本発明によれば、細胞を培養するための培地等の溶液を保持する溶液保持手段と、該溶液保持手段と連結され、前記溶液保持手段から供給された溶液を細胞培養容器に供給する溶液供給手段と、前記細胞培養容器から溶液を排出する溶液排出手段とを備えた細胞培養システムであって、前記溶液供給手段は溶液を滴下する工程を経て前記細胞培養容器に溶液を供給することを特徴とする細胞培養システムを提供することができる。
本発明によれば、細胞を培養するための培地等の溶液を保持する溶液保持手段と、該溶液保持手段と連結され、前記溶液保持手段から供給された溶液を細胞培養容器に供給する溶液供給手段と、前記細胞培養容器から溶液を排出する溶液排出手段とを備えた細胞培養システムであって、前記溶液排出手段は溶液を滴下する工程を経て溶液を排出することを特徴とする細胞培養システムを提供することができる。
1 インキュベータ
2 温度制御手段
3 培地保存手段(溶液保持手段)
4 一時保持手段
6 培地供給手段
7 滴下速度調整手段
8 滴下容器
11 細胞培養容器
14 廃液保持手段
17 廃液速度調整手段
19 制御部
20 管状部材(チューブ)
21 板状部材
22 球状(円柱状)部材
24 シャッター状部材
23、25、26 貫通穴
31 ポンプ
32 廃液容器
33 吸引口
41 滴下容器
51 溶液ストック手段
52 温度制御手段
53 ポンプ
60 圧力付加手段
61 袋状部材
62、64 隔離部材
65 重り
71 陰圧供給手段
81 ポンプ
82 廃液容器
83 吸引口
91 培養容器
92 蓋部
95 供給管部
96 排出管部
97 首部
101 凸部
102 リング状部材
103 凹部
111 円盤状部材
112 蓋本体
113 リング状部材
121 送液ポンプ
130 板状部材
131 溶液ストッパ
132 開口部
133 供給口
134 排出口
151 蓋部
152 蓋本体
153 管状部材
154 穴部
155 容器本体

Claims (16)

  1. 細胞を培養するための培地等の溶液を保持する溶液保持手段と、
    該溶液保持手段と連結され、前記溶液保持手段から供給された溶液を細胞培養容器に供給する溶液供給手段と、
    を備えた細胞培養システムであって、
    前記溶液供給手段が、溶液を滴下する工程を経て前記細胞培養容器に溶液を供給する細胞培養システム。

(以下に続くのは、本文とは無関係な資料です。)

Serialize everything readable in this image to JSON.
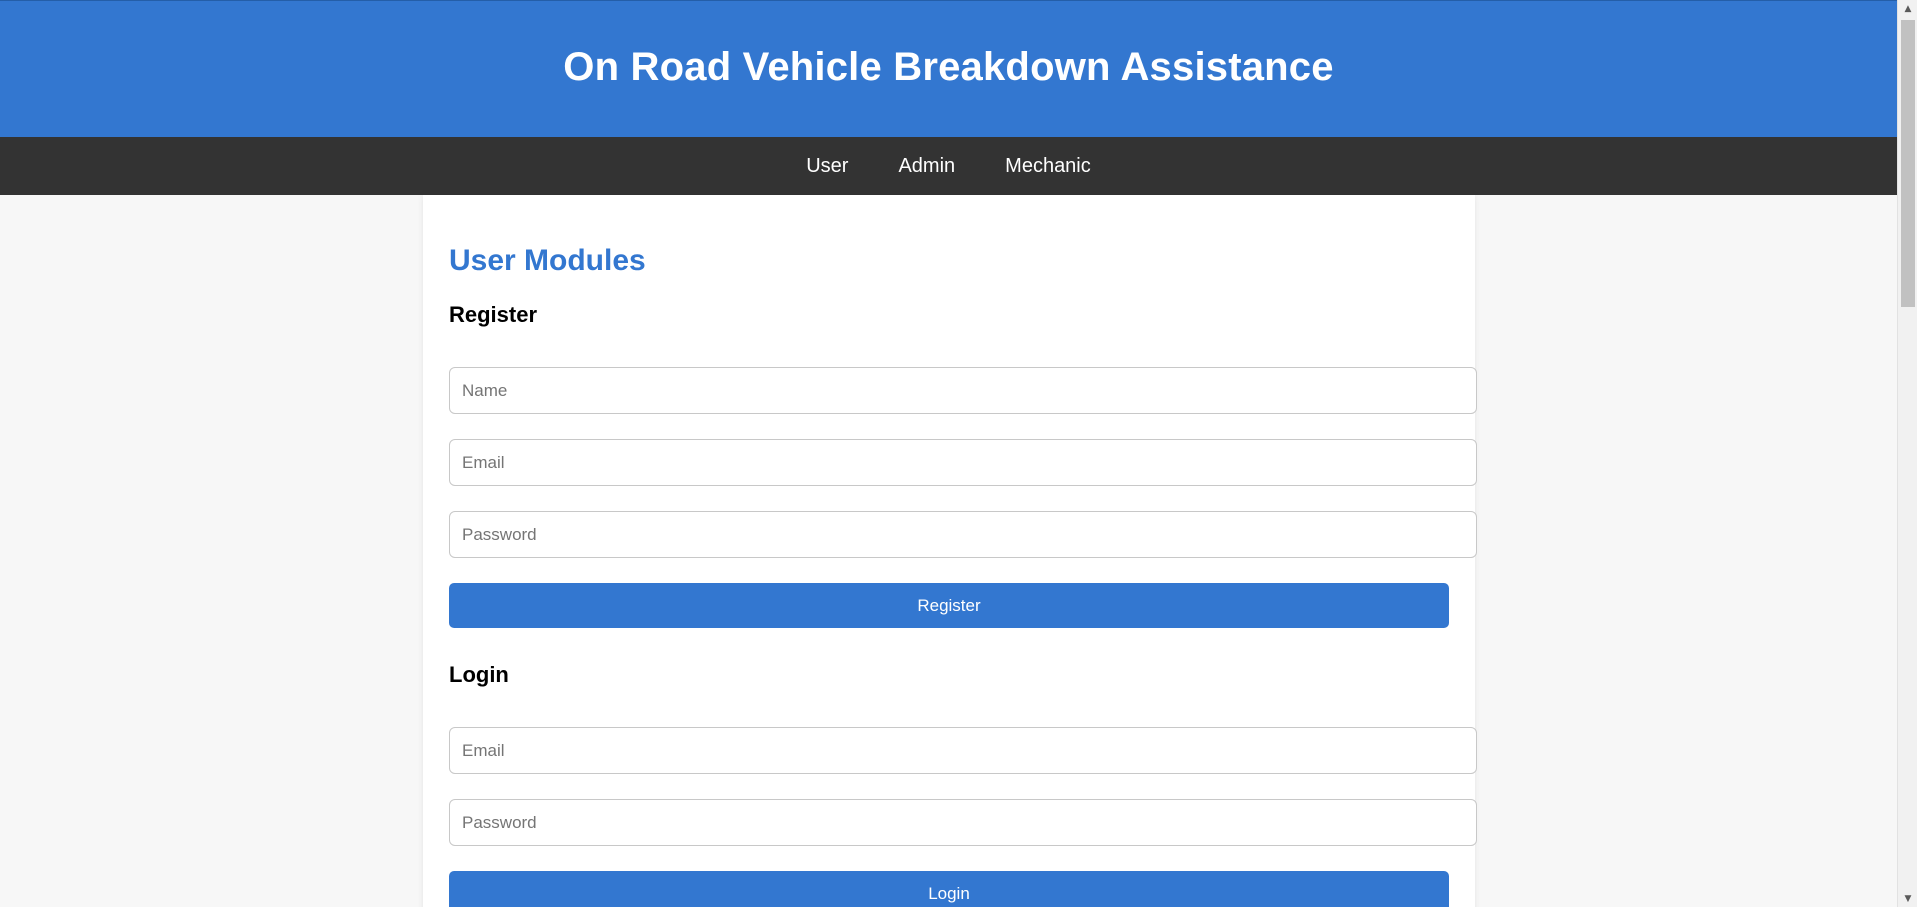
{
  "header": {
    "title": "On Road Vehicle Breakdown Assistance"
  },
  "nav": {
    "items": [
      "User",
      "Admin",
      "Mechanic"
    ]
  },
  "main": {
    "module_title": "User Modules",
    "register": {
      "heading": "Register",
      "name_placeholder": "Name",
      "email_placeholder": "Email",
      "password_placeholder": "Password",
      "button_label": "Register"
    },
    "login": {
      "heading": "Login",
      "email_placeholder": "Email",
      "password_placeholder": "Password",
      "button_label": "Login"
    }
  },
  "scrollbar": {
    "up_icon": "▲",
    "down_icon": "▼"
  },
  "colors": {
    "brand": "#3377d0",
    "nav_bg": "#333333",
    "page_bg": "#f7f7f7"
  }
}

  2. 前記細胞培養容器が、前記溶液供給手段より重力方向で下の位置で前記溶液供給手段と連結され、
    前記溶液供給手段が、前記溶液保持手段から供給された溶液を滴下する空間を有し、
    前記細胞培養容器が、溶液を排出するための排出口を容器側面の所望の高さの位置に備え、
    溶液が前記溶液供給手段から前記細胞培養容器に供給されることによって、前記細胞培養容器内での溶液上面の高さが前記排出口に達したときに、溶液が前記排出口から前記細胞培養容器の外部に排出される請求項1に記載の細胞培養システム。

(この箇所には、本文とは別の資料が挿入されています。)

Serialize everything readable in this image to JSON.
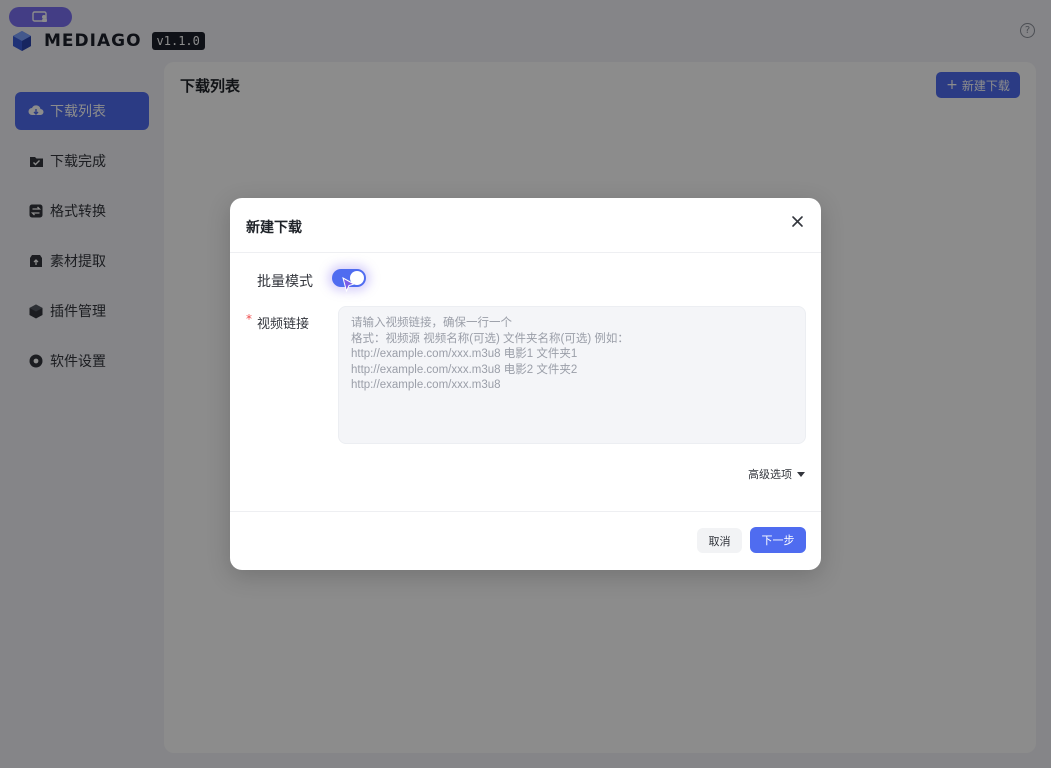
{
  "app": {
    "brand": "MEDIAGO",
    "version": "v1.1.0",
    "help_symbol": "?"
  },
  "sidebar": {
    "items": [
      {
        "label": "下载列表",
        "icon": "cloud-download-icon",
        "active": true
      },
      {
        "label": "下载完成",
        "icon": "folder-check-icon",
        "active": false
      },
      {
        "label": "格式转换",
        "icon": "convert-icon",
        "active": false
      },
      {
        "label": "素材提取",
        "icon": "extract-icon",
        "active": false
      },
      {
        "label": "插件管理",
        "icon": "plugin-box-icon",
        "active": false
      },
      {
        "label": "软件设置",
        "icon": "settings-icon",
        "active": false
      }
    ]
  },
  "main": {
    "title": "下载列表",
    "new_button": "新建下载",
    "new_button_icon": "+"
  },
  "modal": {
    "title": "新建下载",
    "batch_mode_label": "批量模式",
    "batch_mode_on": true,
    "video_link_label": "视频链接",
    "required_mark": "*",
    "textarea_value": "",
    "textarea_placeholder": "请输入视频链接，确保一行一个\n格式：视频源 视频名称(可选) 文件夹名称(可选) 例如：\nhttp://example.com/xxx.m3u8 电影1 文件夹1\nhttp://example.com/xxx.m3u8 电影2 文件夹2\nhttp://example.com/xxx.m3u8",
    "advanced_label": "高级选项",
    "cancel_label": "取消",
    "next_label": "下一步"
  },
  "colors": {
    "accent": "#4f6cf0",
    "pill": "#7b6ff2",
    "required": "#f04b4b"
  }
}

  3. 前記細胞培養容器が、容器上面に前記溶液供給手段から溶液を供給される供給口を備えるとともに、溶液を排出するための排出口を容器側面の所望の高さの位置に備え、
    前記供給口から供給された溶液が、前記細胞培養容器内の空間で溶液上面に向けて滴下され、
    溶液が前記溶液供給手段から供給されることによって、前記細胞培養容器内での溶液上面の高さが前記排出口に達したときに、溶液が前記排出口から前記細胞培養容器の外部に排出される請求項1に記載の細胞培養システム。
  4. 前記溶液供給手段が、
    前記溶液保持手段から供給された溶液を滴下する空間を有する滴下容器と、
    該滴下容器内における溶液の滴下速度を制御する滴下速度調整手段と、を備える請求項1に記載の細胞培養システム。
  5. 前記細胞培養容器内における溶液滴下速度を制御する滴下速度調整手段を備える請求項1に記載の細胞培養システム。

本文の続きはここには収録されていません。